Ancak Akbar'ın tahmini bu noktadan sonra bundan daha yanlış olamazdı. Aniden arkasını döndü ve bariyerin dışında bir gölge gördü, şok oldu. “Cidden mi? Hayatımı kurtarmak için gelirsen ölme ihtimalim %100.”
...
Akbar altı Efsanevi Derece Uzmanını geride tutarken, kardeşi yardıma geldiğinde Rea'nın işi artık daha kolaydı.
“Geri kalan Yüce Seviye Uzmanlarla sen ilgilenebilir misin? Sen onları öldürürken ben iki Efsanevi Seviye Uzmanıyla ilgileneceğim,” dedi Rea.
“Küçük kız kardeşimi korumak benim görevim olduğu için her ne kadar hayır demek istesem de, tamam! Bugün patron sensin.” Sojuro sırıttı ve en sinir bozucu olanlar onlar olduğu için Yüce Dereceli Uzman'ın yanına atladı.
“Kaçmamız lazım! Ama karar yerdekilerin olacak.” Efsanevi Derece Uzmanlarından biri bunun bir tuzak olduğunu bildiğini söyledi. Eğer yerdeki insanlar onlara yardım edemez veya geri çekilmelerini söyleyemezlerse bu şekilde yok edileceklerdi.
“Bu…” Diğeri cevap vermek istedi ama çok geçmeden aşağıdan gelen yılanın varlığını fark etti. Devasa bir yılanın yoluna çıkan her şeyi yuttuğunu görünce ikisi de geri sıçradı.
Bundan sonra Rea kılıcından bir şahin çağırırken onlardan birine doğru ilerledi.
Rea'nın hedefi anında yumruklarını Büyü Gücü ile kaplayarak onları metal gibi güçlendirdi. Daha fazla zaman kazanmak için Anna'yı uzaklaştırmak için ileri atıldı.

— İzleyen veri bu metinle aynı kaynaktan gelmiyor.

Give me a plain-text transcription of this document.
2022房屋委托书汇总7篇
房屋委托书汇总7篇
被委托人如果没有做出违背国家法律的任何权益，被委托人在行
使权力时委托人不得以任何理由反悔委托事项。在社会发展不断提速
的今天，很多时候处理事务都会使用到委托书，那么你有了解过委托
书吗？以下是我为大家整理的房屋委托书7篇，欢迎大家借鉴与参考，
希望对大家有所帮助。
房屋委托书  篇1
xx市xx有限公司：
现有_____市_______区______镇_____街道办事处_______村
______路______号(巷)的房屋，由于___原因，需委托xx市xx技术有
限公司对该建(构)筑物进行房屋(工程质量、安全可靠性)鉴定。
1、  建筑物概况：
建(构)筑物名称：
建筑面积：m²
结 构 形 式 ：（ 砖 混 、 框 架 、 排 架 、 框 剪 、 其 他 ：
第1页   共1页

Ancak şahin aslında onu ısırmak için ona doğru uçmamıştı. Bunun yerine Rea'nın sırtına uçtu ve kanatlarını çırpmadan önce elbiselerini kaptı. Şahin sanki Rea'nın kanadı oluyormuş gibi uçmaya başladığında Rea'nın ivmesi aniden durdu.
“!!!” Şok oldu ve vücudunu havada hareket ettirmesine izin verecek bir kuvvet elde etmek için hemen havaya tekme attı.
*Yapış!*
Bir şekilde dengelerini korumayı başardıklarında yumruk ve kılıç çarpıştı.
“Tsk. İyi değil, ha.” Bu sonuçtan memnun olmayan Rea dilini şaklattı. Hatta yan tarafa baktığında diğer Efsanevi Derece Uzmanın sanki kardeşi tüm Yüce Derece Uzmanları öldürmeden önce onu yakalamayı planlıyormuş gibi ona doğru geldiğini gördü.
Rea aceleyle kılıcını kaydırdı ve vücudunu döndürerek diğer adamın yumruğunu engelledi.
Ne yazık ki, yumruğun arkasındaki ivme ve kuvvet onu çatıya geri fırlattı.
*Bam!*
“Ah.” Rea kazanın acısını hissederek dişlerini gıcırdattı.
Bu bölüm Fenrir Scans tarafından güncellenmiştir.